Surely this kind of information does not come as much of a surprise to many of us because we see it every day, and companies are taking advantage of this fact by tapping into this increasingly crucial segment of the American market. Everywhere we turn we see weight-loss infomercials, exercise equipment, and diet pills being advertised on TV as all-you-can-eat buffets pop up on in every strip mall across America. But meanwhile, the automotive realm has remained relatively quiet on the subject.
Many automakers nowadays seem to be more interested in the latest advancements in infotainment touch-screens than wider seats with lower bolstering for the obese. Sure, there are staples like the Chevrolet Suburban, the Ford Expedition, and the Toyota Sequoia, but all of these cars seem all too obvious of a choice to me. So instead of just listing a handful of land yachts, I have opted to take a different approach, by suggesting five very unexpected offerings that meet a very specific list of key requirements.

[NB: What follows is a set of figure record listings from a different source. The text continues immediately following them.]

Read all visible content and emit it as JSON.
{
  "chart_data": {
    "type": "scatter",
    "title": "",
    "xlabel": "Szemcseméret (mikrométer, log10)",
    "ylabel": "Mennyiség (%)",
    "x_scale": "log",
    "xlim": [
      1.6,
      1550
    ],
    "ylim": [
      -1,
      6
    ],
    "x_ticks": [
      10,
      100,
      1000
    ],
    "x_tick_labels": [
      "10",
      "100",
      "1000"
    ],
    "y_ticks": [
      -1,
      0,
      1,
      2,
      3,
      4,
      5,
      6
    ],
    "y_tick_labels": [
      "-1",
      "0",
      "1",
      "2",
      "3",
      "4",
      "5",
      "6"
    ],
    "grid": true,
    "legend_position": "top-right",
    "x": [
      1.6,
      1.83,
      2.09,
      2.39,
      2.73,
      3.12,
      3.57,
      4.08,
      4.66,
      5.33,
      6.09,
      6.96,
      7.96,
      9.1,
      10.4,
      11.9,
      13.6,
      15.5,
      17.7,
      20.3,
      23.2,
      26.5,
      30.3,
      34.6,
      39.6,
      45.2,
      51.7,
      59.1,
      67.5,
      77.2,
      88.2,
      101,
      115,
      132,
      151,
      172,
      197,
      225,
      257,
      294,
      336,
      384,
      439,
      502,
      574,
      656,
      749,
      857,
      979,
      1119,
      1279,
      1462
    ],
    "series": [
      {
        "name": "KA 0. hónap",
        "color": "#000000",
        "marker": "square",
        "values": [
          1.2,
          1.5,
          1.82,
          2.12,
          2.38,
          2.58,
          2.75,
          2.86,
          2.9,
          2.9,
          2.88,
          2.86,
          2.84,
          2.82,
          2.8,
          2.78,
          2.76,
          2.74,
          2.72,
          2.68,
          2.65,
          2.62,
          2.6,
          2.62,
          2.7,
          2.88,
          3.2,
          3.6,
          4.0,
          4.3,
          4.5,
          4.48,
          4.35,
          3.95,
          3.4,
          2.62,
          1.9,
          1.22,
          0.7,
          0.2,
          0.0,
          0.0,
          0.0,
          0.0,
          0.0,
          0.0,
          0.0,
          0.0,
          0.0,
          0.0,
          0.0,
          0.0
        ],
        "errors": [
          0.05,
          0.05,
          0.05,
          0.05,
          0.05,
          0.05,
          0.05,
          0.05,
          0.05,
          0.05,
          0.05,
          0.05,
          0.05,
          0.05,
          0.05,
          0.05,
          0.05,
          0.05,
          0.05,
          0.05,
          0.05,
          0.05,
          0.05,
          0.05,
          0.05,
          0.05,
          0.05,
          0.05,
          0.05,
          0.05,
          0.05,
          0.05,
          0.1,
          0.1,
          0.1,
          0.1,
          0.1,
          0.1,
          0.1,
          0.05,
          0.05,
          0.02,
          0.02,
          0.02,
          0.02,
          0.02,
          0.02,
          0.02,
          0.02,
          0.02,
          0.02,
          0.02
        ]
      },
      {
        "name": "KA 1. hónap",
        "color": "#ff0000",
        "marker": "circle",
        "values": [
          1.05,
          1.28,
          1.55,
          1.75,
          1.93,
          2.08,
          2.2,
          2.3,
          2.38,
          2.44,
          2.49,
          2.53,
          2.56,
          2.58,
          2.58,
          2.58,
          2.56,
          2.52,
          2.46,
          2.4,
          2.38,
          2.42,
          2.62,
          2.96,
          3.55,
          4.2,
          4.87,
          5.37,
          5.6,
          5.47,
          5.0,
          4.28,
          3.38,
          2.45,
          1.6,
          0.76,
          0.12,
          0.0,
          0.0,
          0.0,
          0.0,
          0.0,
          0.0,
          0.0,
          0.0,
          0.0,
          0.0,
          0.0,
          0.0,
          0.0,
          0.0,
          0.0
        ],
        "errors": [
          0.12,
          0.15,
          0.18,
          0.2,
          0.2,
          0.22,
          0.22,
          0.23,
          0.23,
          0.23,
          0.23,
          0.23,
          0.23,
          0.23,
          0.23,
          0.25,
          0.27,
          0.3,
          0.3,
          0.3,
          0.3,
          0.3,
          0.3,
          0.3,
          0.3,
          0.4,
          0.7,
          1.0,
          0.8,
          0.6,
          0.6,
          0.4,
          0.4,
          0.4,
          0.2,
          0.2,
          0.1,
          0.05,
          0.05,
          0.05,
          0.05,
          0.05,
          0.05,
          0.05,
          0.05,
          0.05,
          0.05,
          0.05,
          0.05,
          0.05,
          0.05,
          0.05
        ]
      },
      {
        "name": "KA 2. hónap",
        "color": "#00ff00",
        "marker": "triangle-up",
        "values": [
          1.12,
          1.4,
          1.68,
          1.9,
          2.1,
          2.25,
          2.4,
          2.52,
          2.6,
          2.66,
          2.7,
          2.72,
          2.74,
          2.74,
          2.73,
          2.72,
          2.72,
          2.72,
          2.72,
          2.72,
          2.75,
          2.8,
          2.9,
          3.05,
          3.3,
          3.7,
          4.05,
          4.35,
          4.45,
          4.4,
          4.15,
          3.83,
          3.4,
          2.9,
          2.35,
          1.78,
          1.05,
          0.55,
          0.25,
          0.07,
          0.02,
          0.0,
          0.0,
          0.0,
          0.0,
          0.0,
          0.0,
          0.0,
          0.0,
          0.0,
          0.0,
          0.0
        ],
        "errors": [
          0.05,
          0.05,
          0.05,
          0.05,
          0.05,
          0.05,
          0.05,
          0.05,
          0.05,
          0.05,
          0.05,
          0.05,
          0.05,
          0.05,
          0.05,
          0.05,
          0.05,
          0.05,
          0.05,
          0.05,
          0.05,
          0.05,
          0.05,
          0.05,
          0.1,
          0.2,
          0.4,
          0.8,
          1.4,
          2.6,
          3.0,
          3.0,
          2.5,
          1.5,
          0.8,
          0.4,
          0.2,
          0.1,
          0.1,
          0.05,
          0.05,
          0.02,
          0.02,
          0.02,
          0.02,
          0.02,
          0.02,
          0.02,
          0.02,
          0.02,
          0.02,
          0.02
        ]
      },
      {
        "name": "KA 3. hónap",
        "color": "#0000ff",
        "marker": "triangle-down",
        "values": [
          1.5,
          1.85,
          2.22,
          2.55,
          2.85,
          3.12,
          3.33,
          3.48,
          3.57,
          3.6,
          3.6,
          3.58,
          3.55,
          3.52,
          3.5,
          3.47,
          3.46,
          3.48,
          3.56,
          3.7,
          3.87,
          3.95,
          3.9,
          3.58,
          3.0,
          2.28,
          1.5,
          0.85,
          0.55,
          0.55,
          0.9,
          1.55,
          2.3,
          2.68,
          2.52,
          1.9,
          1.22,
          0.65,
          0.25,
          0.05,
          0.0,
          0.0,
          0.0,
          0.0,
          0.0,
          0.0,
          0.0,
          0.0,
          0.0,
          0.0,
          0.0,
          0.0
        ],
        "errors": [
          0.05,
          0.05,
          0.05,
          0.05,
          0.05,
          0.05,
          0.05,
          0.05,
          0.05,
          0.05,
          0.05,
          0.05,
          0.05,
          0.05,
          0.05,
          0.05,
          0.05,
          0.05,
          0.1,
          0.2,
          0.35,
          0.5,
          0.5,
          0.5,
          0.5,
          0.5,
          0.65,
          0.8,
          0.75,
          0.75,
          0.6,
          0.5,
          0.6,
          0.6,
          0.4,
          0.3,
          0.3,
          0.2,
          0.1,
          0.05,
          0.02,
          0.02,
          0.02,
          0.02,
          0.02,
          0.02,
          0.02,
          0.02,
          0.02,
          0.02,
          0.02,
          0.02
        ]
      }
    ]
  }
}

While many Americans may never take the time to consider what goes into making a car suitable for anyone with an overly “rubenesque” figure, auto designers have to take this kind of thing into consideration in a very serious manner. Overall seatbelt length needs to be quite considerable because, according to a report by Edmunds.com, “The National Highway Traffic Safety Administration (NHTSA) is responsible for setting the standards that govern seatbelt length and its guidelines only require that seatbelts accommodate a 215-pound man.” It also found that many Ford, GM, and Nissan models have seatbelts that are up to 20 inches longer than these NHTSA requirements. Other key considerations are wider seats with minimal bolstering, a telescoping steering wheel for added room, a narrow or non-existent center console, large doors for easy entry and exiting, and a ride height that is neither too low nor too high off the ground.
1. Cadillac XTS
From its roomy interior, to its extra-wide doors and extended seatbelts, the Cadillac XTS is an excellent option for anyone wanting a comfortable car that has the ability to complement their physique. Starting at just under $50,000, this luxurious sedan offers everything we were looking for and then some with its comfortable ride height, larger than life doors, extremely wide driver and passenger seat, and a massive rear seat. And just because it’s a Cadillac doesn’t mean it can’t be quick; a twin-turbo 410 horsepower option is easily available for anyone who feels the need for speed, making this slice of American luxury just the right set of wheels for anyone needing a bit more space while flying down the interstate.
2. Volkswagen Beetle
This next offering may come as a bit of a shocker to some, but the Volkswagen Beetle is an excellent option for any large person who doesn’t want a large car. The modern Beetle has long been a favorite choice of the rotund, and it continues to offer some of the best doors on the market for this very reason. The sporty steering wheel, with its flat bottom gives increased leg room, and while it may seem small on the outside, this German machine offers excellent headroom, ample seat adjust-ability, extremely long seat tracks, and excellent visibility courtesy of those larger than life front windows. The base model starts off at just $20,695, and as the sticker price grows from there just be forewarned that the sportier models will have more aggressive bolstering in the seats, so it is best to stick with a simpler model and just add the amenities one wants.
3. Honda Accord
Honda’s flagship has quite the loyal fan-base, and it has seen an even greater amount of support ever since Consumer Reports gave it a glowing review in their 2010 test entitled “Plus-size models: Best cars for larger drivers.” The Honda Accord sure has changed a lot since the early days when it first rolled out of the factory in 1976, with the most recent model offering a superbly spacious cabin, over-sized doors, a standard rear-view camera, telescoping steering, and unobtrusive center console. Starting at just $22,105, the Accord can be built to please and offers a lot of tech features to make commuting all that much easier for a larger driver.
4. Kia Soul
Much like the Beetle the Kia Soul may look to be too small on the outside, but it is what’s on the inside that counts. Yes, the front seats have some bolstering in them, and yes, the car has a quirky feel to it that doesn’t encourage adulthood, but that’s what we love about it! Hop inside and buyers will find that this little Korean car has plenty of space for both drivers and passengers, while a mid-range ride height helps make exiting a cinch. A well-designed dash eliminates the need for a larger center console, the seats (which may be snug by some standards) are way more comfortable and wider than expected, and the whole car comes in at a very modest $15,190 price point. Just be sure to haggle, and ask the dealer if seatbelt extensions can be thrown in for no additional cost.
5. Mercedes Benz S-Class
We wrap things up with a line of cars that isn’t designed for just anyone. Yes, we would all like a Mercedes Benz S-Class, but very few of us have the financial means to purchase or own one. With this sedan starting off at $94,900, it is no wonder we saved the best for last. For those who can afford it, the S-Class offers one of the roomiest cabins on the planet, a backseat the size of most people’s sofas, seat positioning for any needed configuration, and six relaxing massage settings for when the commute proves to be too stressful.